We can all agree on that, but who are these people?
They are Politicians. Or they are rich people on the right who control the government from the inside. Or they are rich people on the left who control the government from the inside. Or they are highly educated left wingers and progressives in academia. Or they are Republicans or Democrats based on the results of the last election.
How are the elites destroying the country?
They are fomenting insurrection by pushing for equal rights that we already have. Or they are fomenting insurrection by blocking access to equality and stepping on the necks of the less fortunate. Or they are weakening the military. Or they are bankrupting us with excessive military spending. Or they are taking us down the road to communism. Or they are taking us down the road to fascism. Or they are factoring God out of the moral equation. Or they have enshrined a false view of history. Or they are taxing us to death. Or their border and immigration policies will destroy us.
Proposed: Let’s stop believing in conspiracies. There is no “elite” group controlling the world and at the same time trying to destroy it.
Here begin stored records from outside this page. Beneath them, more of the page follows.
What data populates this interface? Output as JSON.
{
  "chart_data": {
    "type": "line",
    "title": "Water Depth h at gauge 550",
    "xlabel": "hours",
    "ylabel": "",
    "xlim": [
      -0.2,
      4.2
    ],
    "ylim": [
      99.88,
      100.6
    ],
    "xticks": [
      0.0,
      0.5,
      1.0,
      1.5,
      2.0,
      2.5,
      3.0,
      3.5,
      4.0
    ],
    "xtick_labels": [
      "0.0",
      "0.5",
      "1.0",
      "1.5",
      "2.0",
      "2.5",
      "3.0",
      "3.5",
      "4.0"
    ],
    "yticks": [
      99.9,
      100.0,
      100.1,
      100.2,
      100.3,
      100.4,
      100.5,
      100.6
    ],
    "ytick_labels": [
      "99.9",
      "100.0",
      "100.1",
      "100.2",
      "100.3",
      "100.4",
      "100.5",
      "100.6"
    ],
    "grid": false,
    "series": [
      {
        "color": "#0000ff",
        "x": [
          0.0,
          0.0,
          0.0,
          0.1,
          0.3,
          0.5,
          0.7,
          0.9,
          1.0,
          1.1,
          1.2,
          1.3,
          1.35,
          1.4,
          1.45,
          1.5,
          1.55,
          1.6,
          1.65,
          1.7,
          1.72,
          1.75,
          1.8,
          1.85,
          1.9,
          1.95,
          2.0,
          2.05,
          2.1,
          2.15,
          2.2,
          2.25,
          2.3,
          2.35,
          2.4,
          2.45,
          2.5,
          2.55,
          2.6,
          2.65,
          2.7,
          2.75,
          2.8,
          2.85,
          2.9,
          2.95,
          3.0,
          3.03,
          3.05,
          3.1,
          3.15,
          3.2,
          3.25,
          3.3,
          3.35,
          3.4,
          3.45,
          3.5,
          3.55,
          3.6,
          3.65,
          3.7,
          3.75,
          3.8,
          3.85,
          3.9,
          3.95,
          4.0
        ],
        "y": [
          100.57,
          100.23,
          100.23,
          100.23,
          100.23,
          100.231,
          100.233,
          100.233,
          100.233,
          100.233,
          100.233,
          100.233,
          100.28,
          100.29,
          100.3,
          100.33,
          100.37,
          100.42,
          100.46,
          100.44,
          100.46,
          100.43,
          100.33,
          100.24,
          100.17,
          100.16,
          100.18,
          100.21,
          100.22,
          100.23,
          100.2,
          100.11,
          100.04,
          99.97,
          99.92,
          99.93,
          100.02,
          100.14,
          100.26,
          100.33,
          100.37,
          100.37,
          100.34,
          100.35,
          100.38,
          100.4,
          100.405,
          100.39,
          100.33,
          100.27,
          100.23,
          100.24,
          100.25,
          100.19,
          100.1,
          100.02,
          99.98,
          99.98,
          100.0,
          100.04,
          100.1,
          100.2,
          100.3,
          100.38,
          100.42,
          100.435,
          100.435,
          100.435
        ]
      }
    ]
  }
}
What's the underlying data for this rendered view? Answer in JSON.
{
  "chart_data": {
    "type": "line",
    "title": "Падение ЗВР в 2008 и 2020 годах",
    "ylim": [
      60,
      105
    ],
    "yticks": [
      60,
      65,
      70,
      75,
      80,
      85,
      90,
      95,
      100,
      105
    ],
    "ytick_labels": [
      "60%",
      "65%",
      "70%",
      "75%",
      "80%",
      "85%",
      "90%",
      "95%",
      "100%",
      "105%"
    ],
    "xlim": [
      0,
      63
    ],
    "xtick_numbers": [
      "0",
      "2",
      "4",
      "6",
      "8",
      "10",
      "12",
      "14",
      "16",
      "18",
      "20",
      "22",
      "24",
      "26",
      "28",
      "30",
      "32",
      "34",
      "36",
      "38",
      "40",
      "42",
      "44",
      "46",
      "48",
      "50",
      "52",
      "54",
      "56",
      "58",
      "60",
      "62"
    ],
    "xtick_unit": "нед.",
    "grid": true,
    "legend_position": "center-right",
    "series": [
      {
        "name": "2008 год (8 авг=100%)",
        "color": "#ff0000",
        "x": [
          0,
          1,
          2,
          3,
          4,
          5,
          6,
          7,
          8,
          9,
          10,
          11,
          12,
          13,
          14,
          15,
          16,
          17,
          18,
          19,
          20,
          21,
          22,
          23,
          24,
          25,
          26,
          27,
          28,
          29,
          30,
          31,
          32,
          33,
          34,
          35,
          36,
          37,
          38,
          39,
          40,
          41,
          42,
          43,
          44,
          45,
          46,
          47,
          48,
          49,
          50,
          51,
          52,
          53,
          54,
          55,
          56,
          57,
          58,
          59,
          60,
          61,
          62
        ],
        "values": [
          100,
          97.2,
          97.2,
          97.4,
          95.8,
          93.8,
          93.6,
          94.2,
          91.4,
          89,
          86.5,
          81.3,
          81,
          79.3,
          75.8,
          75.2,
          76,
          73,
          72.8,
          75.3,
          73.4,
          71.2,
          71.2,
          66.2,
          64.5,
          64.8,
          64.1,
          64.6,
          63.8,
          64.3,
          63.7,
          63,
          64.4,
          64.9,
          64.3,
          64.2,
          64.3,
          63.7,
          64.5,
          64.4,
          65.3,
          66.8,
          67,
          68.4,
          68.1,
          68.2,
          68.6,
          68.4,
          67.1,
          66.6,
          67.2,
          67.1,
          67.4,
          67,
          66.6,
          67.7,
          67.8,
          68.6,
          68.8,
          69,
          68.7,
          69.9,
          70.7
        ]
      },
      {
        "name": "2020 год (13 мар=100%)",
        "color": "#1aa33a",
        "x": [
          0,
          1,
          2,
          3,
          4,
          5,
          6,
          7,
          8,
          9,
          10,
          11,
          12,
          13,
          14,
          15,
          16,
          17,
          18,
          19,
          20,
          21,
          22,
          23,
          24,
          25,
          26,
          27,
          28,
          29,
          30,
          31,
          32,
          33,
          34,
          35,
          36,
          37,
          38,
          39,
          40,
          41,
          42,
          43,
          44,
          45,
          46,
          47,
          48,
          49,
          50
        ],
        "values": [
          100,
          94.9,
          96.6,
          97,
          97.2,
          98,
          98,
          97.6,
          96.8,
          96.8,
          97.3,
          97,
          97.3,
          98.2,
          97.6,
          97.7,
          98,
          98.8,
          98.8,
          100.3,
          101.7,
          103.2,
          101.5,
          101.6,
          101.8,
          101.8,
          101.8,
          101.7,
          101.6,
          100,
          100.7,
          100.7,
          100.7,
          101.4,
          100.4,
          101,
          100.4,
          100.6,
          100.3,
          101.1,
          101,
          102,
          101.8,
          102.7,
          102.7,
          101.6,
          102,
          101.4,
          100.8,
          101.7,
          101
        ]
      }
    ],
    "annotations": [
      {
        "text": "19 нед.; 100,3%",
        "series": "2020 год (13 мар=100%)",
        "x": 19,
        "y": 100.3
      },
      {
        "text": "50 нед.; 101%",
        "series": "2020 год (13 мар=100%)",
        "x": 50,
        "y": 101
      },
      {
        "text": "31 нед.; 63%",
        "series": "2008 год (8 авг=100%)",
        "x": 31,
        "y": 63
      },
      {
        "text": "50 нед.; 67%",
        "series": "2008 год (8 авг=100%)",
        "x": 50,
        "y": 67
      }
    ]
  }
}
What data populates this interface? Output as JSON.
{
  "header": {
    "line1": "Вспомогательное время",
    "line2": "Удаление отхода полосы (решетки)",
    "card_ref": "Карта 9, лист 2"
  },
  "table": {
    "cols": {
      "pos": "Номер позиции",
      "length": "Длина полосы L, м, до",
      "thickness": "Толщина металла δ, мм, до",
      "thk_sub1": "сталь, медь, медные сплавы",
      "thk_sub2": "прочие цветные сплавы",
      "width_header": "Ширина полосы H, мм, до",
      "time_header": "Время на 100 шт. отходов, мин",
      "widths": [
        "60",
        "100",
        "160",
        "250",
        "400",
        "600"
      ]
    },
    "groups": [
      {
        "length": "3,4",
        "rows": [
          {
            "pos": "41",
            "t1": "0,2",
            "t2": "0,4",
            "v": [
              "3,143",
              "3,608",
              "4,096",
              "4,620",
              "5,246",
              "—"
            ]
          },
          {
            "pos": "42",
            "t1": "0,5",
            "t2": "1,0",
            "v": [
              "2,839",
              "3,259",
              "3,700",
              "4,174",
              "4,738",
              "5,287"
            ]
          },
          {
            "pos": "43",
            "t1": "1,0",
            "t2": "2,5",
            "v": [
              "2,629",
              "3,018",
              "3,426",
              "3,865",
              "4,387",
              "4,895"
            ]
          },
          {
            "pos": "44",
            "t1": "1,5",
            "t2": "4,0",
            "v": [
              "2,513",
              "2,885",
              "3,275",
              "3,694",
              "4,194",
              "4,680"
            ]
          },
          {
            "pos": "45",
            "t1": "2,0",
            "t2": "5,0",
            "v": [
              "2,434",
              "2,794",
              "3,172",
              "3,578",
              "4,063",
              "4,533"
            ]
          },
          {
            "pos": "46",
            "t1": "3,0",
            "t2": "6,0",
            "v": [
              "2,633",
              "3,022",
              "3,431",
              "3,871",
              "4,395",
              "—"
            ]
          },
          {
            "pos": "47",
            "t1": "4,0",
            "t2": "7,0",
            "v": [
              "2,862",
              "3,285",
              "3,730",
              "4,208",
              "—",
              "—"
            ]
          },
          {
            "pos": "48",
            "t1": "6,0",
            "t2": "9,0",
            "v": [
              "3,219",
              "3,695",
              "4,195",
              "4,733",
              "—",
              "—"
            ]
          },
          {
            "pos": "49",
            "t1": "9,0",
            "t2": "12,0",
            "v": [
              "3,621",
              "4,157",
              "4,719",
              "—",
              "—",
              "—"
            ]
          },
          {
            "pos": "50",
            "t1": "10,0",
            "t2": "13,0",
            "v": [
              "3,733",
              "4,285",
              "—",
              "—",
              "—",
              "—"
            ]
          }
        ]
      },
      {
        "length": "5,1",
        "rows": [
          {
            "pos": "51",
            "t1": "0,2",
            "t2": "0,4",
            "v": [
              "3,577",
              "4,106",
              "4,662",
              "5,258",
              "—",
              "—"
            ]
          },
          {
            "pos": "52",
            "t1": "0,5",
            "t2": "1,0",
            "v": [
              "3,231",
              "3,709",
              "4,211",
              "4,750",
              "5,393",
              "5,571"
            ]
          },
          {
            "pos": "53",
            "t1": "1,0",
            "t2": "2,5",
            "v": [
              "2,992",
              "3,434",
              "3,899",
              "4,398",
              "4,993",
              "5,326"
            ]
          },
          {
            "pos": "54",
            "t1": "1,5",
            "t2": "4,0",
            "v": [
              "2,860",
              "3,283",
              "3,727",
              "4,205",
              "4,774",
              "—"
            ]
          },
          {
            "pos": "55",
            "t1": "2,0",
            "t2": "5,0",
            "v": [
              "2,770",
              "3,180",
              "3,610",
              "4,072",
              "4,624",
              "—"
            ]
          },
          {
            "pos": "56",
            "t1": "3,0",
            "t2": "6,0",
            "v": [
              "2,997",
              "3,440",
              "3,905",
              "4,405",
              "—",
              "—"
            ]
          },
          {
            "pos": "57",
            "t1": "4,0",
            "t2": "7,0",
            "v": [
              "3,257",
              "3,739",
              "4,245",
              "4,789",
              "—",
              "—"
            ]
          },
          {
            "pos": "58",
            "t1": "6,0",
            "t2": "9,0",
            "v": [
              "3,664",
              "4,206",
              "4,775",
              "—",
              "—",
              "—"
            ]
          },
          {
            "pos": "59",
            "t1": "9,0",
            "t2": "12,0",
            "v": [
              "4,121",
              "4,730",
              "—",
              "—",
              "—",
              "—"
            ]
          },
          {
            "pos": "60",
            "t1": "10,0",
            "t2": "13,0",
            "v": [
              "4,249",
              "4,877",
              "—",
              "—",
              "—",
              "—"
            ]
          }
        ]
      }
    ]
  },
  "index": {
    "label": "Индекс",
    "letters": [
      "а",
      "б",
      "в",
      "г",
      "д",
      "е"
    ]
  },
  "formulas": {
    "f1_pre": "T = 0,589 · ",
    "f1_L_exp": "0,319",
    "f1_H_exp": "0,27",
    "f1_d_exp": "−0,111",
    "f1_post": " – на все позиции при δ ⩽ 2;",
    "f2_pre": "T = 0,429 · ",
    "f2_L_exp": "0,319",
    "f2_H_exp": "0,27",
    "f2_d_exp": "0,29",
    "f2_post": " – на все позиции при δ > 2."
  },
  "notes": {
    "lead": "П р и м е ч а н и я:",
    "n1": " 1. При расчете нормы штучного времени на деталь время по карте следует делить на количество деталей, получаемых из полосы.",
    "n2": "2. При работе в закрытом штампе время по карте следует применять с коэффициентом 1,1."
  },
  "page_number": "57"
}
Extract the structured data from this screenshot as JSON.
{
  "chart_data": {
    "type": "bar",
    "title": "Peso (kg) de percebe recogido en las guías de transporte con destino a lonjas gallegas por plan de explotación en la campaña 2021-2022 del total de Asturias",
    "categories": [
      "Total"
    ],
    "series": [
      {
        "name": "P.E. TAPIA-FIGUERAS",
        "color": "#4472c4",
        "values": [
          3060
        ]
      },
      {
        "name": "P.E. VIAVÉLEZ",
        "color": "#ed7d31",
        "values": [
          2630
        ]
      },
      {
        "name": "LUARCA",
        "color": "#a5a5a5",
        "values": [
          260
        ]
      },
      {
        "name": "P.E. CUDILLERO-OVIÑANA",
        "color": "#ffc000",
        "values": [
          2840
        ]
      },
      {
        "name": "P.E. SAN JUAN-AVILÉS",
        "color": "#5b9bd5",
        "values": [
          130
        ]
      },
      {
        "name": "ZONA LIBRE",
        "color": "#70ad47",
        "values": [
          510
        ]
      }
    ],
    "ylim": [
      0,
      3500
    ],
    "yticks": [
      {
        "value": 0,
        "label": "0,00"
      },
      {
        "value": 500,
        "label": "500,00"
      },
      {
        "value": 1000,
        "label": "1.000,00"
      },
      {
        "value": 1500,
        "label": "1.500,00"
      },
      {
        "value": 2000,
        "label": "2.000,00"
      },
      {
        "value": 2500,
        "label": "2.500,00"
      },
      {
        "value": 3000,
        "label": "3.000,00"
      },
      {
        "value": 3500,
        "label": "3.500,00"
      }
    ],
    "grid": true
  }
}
That deluded mind set has dominated human thinking since the beginning and in every part of the world.
Hitler claimed Jewish bankers were ruling the world. McCarthy claimed it was communists.
History, if we take the time to listen, tells us a fundamental truth. Pessimists who believe the country or the world needs to be “fixed,” are everywhere. but their opinions on the source of the problem are all over the map and their opinions always reflect their personal bias.
Rudyard Kipling wrote “The Man who would be King” (1888). It was a movie in 1975. It is a story about two British adventurers in British India who become kings of Kafiristan, a remote part of Afghanistan. The story opens with the two British soldiers traveling upriver and going from village to village. They have rifles and are seen by the villagers as powerful people. At each village the villagers ask for their assistance against the “bad people.” It turns out that the “bad people” are always the people higher up who are always pissing and shitting in their stream. The two men promise to help, and the grateful people are always happy and give the two men gifts. As they continue their journey towards the headwaters, the people they leave behind always cheer. At each new village, the scene repeats itself. Things go very well for the two men until the end inevitably arrives.